I pressed my lips to his while I pushed the tip of the living stake back, slowly so I could knit together the fabric of his heart as it retreated. I kissed him as slowly, agonizingly, the branch slid out of his flesh, coated liberally in his sweet blood. The scent of blood was heady to my wolf, but worrying, like his head lolling against the chair’s wing. His heart beat slow, weak, like he didn’t want to struggle for life any more than I did.

I growled low in my throat and stood, shifting into the beast. I picked him up and carried him to his bed. So much blood. I ripped off his shirt and licked his skin until it was pearly perfect. He was so pale. So weak.

What had I done?

My wolf melted into me, and I crumpled onto the floor, the vestiges of the madness retreating. I trembled so hard as I curled up in a ball on Cross’s bedroom floor. I’d stabbed him in the back, and he’d let me. He hadn’t struggled, but he must have heard the song. He must have felt my rage.
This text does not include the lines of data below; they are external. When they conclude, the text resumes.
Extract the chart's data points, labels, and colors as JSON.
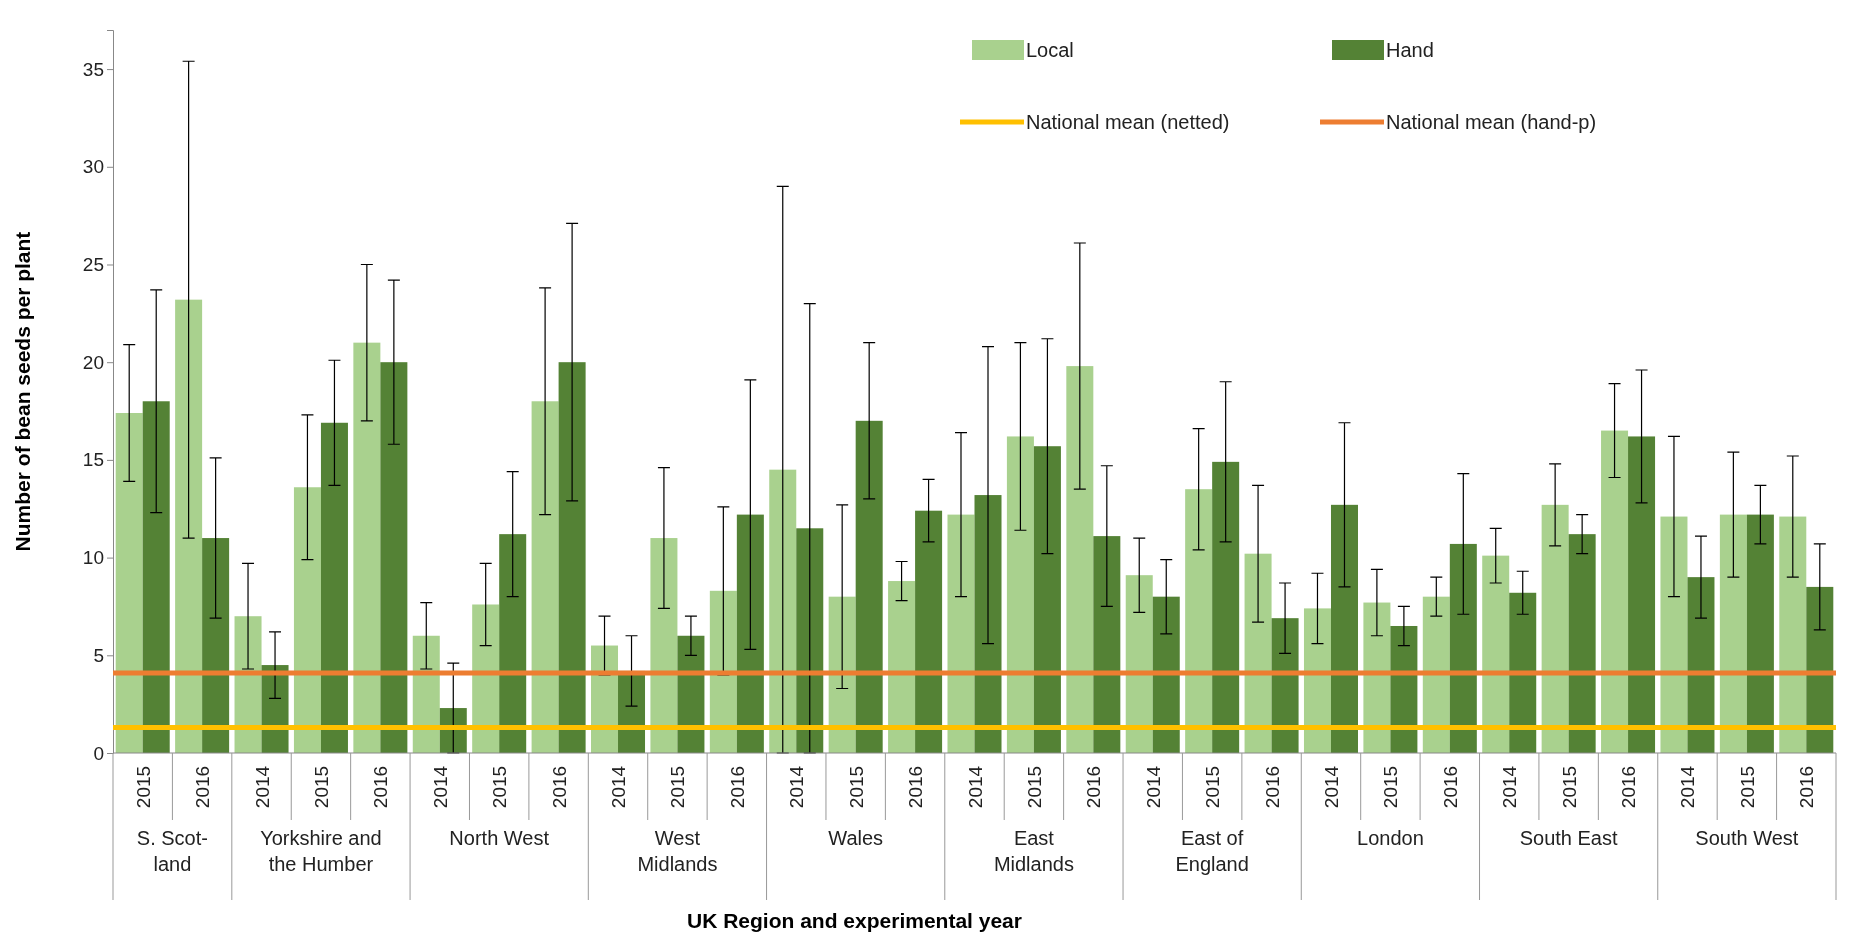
{
  "chart_data": {
    "type": "bar",
    "xlabel": "UK Region and experimental year",
    "ylabel": "Number of bean seeds per plant",
    "categories": [
      "2015",
      "2016",
      "2014",
      "2015",
      "2016",
      "2014",
      "2015",
      "2016",
      "2014",
      "2015",
      "2016",
      "2014",
      "2015",
      "2016",
      "2014",
      "2015",
      "2016",
      "2014",
      "2015",
      "2016",
      "2014",
      "2015",
      "2016",
      "2014",
      "2015",
      "2016",
      "2014",
      "2015",
      "2016"
    ],
    "annotations": [
      "S. Scot-\nland",
      "Yorkshire and\nthe Humber",
      "North West",
      "West\nMidlands",
      "Wales",
      "East\nMidlands",
      "East of\nEngland",
      "London",
      "South East",
      "South West"
    ],
    "series": [
      {
        "name": "Local",
        "color": "#a9d18e",
        "values": [
          17.4,
          23.2,
          7.0,
          13.6,
          21.0,
          6.0,
          7.6,
          18.0,
          5.5,
          11.0,
          8.3,
          14.5,
          8.0,
          8.8,
          12.2,
          16.2,
          19.8,
          9.1,
          13.5,
          10.2,
          7.4,
          7.7,
          8.0,
          10.1,
          12.7,
          16.5,
          12.1,
          12.2,
          12.1
        ],
        "errors": [
          3.5,
          12.2,
          2.7,
          3.7,
          4.0,
          1.7,
          2.1,
          5.8,
          1.5,
          3.6,
          4.3,
          14.5,
          4.7,
          1.0,
          4.2,
          4.8,
          6.3,
          1.9,
          3.1,
          3.5,
          1.8,
          1.7,
          1.0,
          1.4,
          2.1,
          2.4,
          4.1,
          3.2,
          3.1
        ]
      },
      {
        "name": "Hand",
        "color": "#548235",
        "values": [
          18.0,
          11.0,
          4.5,
          16.9,
          20.0,
          2.3,
          11.2,
          20.0,
          4.2,
          6.0,
          12.2,
          11.5,
          17.0,
          12.4,
          13.2,
          15.7,
          11.1,
          8.0,
          14.9,
          6.9,
          12.7,
          6.5,
          10.7,
          8.2,
          11.2,
          16.2,
          9.0,
          12.2,
          8.5
        ],
        "errors": [
          5.7,
          4.1,
          1.7,
          3.2,
          4.2,
          2.3,
          3.2,
          7.1,
          1.8,
          1.0,
          6.9,
          11.5,
          4.0,
          1.6,
          7.6,
          5.5,
          3.6,
          1.9,
          4.1,
          1.8,
          4.2,
          1.0,
          3.6,
          1.1,
          1.0,
          3.4,
          2.1,
          1.5,
          2.2
        ]
      }
    ],
    "ref_lines": [
      {
        "axis": "y",
        "value": 1.3,
        "label": "National mean (netted)",
        "color": "#ffc000"
      },
      {
        "axis": "y",
        "value": 4.1,
        "label": "National mean (hand-p)",
        "color": "#ed7d31"
      }
    ],
    "ylim": [
      0,
      37
    ],
    "yticks": [
      0,
      5,
      10,
      15,
      20,
      25,
      30,
      35
    ],
    "grid": false,
    "legend": "top right"
  }
}
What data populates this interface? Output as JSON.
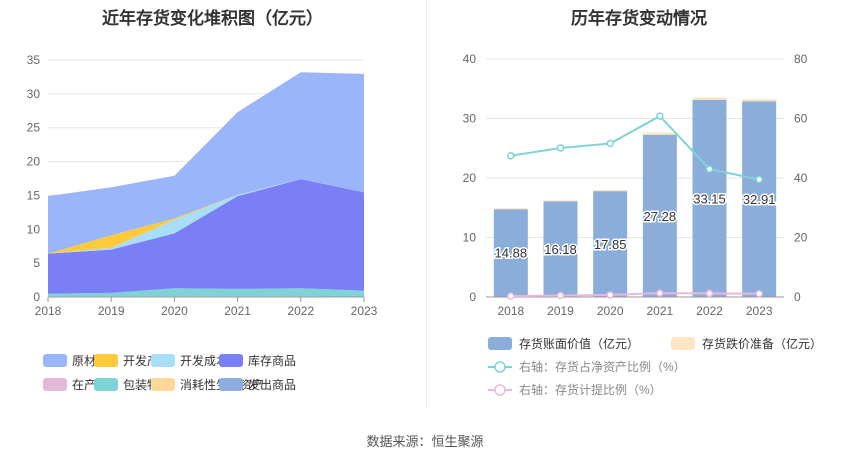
{
  "source": "数据来源：恒生聚源",
  "chart_data": [
    {
      "type": "area",
      "stacked": true,
      "title": "近年存货变化堆积图（亿元）",
      "x": [
        "2018",
        "2019",
        "2020",
        "2021",
        "2022",
        "2023"
      ],
      "ylim": [
        0,
        35
      ],
      "yticks": [
        0,
        5,
        10,
        15,
        20,
        25,
        30,
        35
      ],
      "series": [
        {
          "name": "在产品",
          "color": "#e3b8d9",
          "values": [
            0.1,
            0.1,
            0.1,
            0.1,
            0.1,
            0.05
          ]
        },
        {
          "name": "包装物",
          "color": "#7fd3d6",
          "values": [
            0.4,
            0.5,
            1.2,
            1.1,
            1.2,
            0.9
          ]
        },
        {
          "name": "库存商品",
          "color": "#7b7ff5",
          "values": [
            5.9,
            6.4,
            8.1,
            13.7,
            16.1,
            14.5
          ]
        },
        {
          "name": "开发成本",
          "color": "#a9def8",
          "values": [
            0,
            0.3,
            2.0,
            0.2,
            0,
            0
          ]
        },
        {
          "name": "开发产品",
          "color": "#ffca3a",
          "values": [
            0,
            1.8,
            0.2,
            0,
            0,
            0
          ]
        },
        {
          "name": "消耗性生物资产",
          "color": "#ffd899",
          "values": [
            0,
            0,
            0,
            0,
            0,
            0
          ]
        },
        {
          "name": "发出商品",
          "color": "#8faede",
          "values": [
            0,
            0,
            0,
            0,
            0,
            0
          ]
        },
        {
          "name": "原材料",
          "color": "#9bb5fa",
          "values": [
            8.5,
            7.1,
            6.3,
            12.2,
            15.8,
            17.5
          ]
        }
      ],
      "legend_order": [
        "原材料",
        "开发产品",
        "开发成本",
        "库存商品",
        "在产品",
        "包装物",
        "消耗性生物资产",
        "发出商品"
      ],
      "legend_placement": "bottom"
    },
    {
      "type": "bar",
      "title": "历年存货变动情况",
      "categories": [
        "2018",
        "2019",
        "2020",
        "2021",
        "2022",
        "2023"
      ],
      "ylim": [
        0,
        40
      ],
      "yticks": [
        0,
        10,
        20,
        30,
        40
      ],
      "y2lim": [
        0,
        80
      ],
      "y2ticks": [
        0,
        20,
        40,
        60,
        80
      ],
      "bar_series": [
        {
          "name": "存货账面价值（亿元）",
          "color": "#8badda",
          "values": [
            14.88,
            16.18,
            17.85,
            27.28,
            33.15,
            32.91
          ],
          "labels": [
            "14.88",
            "16.18",
            "17.85",
            "27.28",
            "33.15",
            "32.91"
          ]
        },
        {
          "name": "存货跌价准备（亿元）",
          "color": "#fde6c3",
          "values": [
            0.05,
            0.08,
            0.12,
            0.35,
            0.4,
            0.35
          ]
        }
      ],
      "line_series": [
        {
          "name": "右轴：存货占净资产比例（%）",
          "color": "#7fd3d6",
          "values": [
            47.5,
            50.1,
            51.6,
            60.8,
            43.0,
            39.5
          ]
        },
        {
          "name": "右轴：存货计提比例（%）",
          "color": "#eab8dc",
          "values": [
            0.3,
            0.5,
            0.7,
            1.3,
            1.2,
            1.1
          ]
        }
      ],
      "legend_placement": "bottom"
    }
  ]
}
I scrubbed my face with my hands to get off the tears, but stopped because they were sticky with so much blood. Tears and blood. That should be the name of a song. He’d let me kill him. Why would he do that?

Love. He’d said love. Maybe he’d also been mad. I started hyperventilating. Losing control was out of the question. The last time I’d lost control during Bram’s wedding, I should have realized that something was going on with me, something that I needed to fix. Cross had resources. He could get me the help he needed before I went mad again. Why did he let me hurt him? Why wouldn’t he stop me? I could have gone on a rampage, my rage fueling my beast as I slaughtered innocents. Instead, I’d targeted Cross, the one I hated.

One thing was very certain. I couldn’t afford to hate anyone. That was the weakness that let in the destructive monster. The elf. We were monsters all of us. And we weren’t going to let him die any more than he let me.

I pulled myself up the side of the bed and then flopped over on the mattress, my limbs as weak as the rest of me. I put my cheek on his chest over his heart and started singing in my croaky, tear-choked voice, the song of healing. I wove the gnome coziness magic over that, through that, summoning peace and tranquility, forgiveness and joy. He’d said sorry. I couldn’t afford to hate him anymore. Of course, I couldn’t love him, either. My triad was so strong. Look at that elf summoning nature to accomplish her vengeance, while the beast waited patiently to carry him away when she was finished. The elf was the scariest. I was completely out of control, every single piece of me.

My tears washed his chest clean while I sang until his breathing steadied, his heart beat surely, and I was more exhausted than I’d ever been in my life. I’d poured my life and strength into him like he’d done to me so many times during my training. He’d turned me into such a capable monster.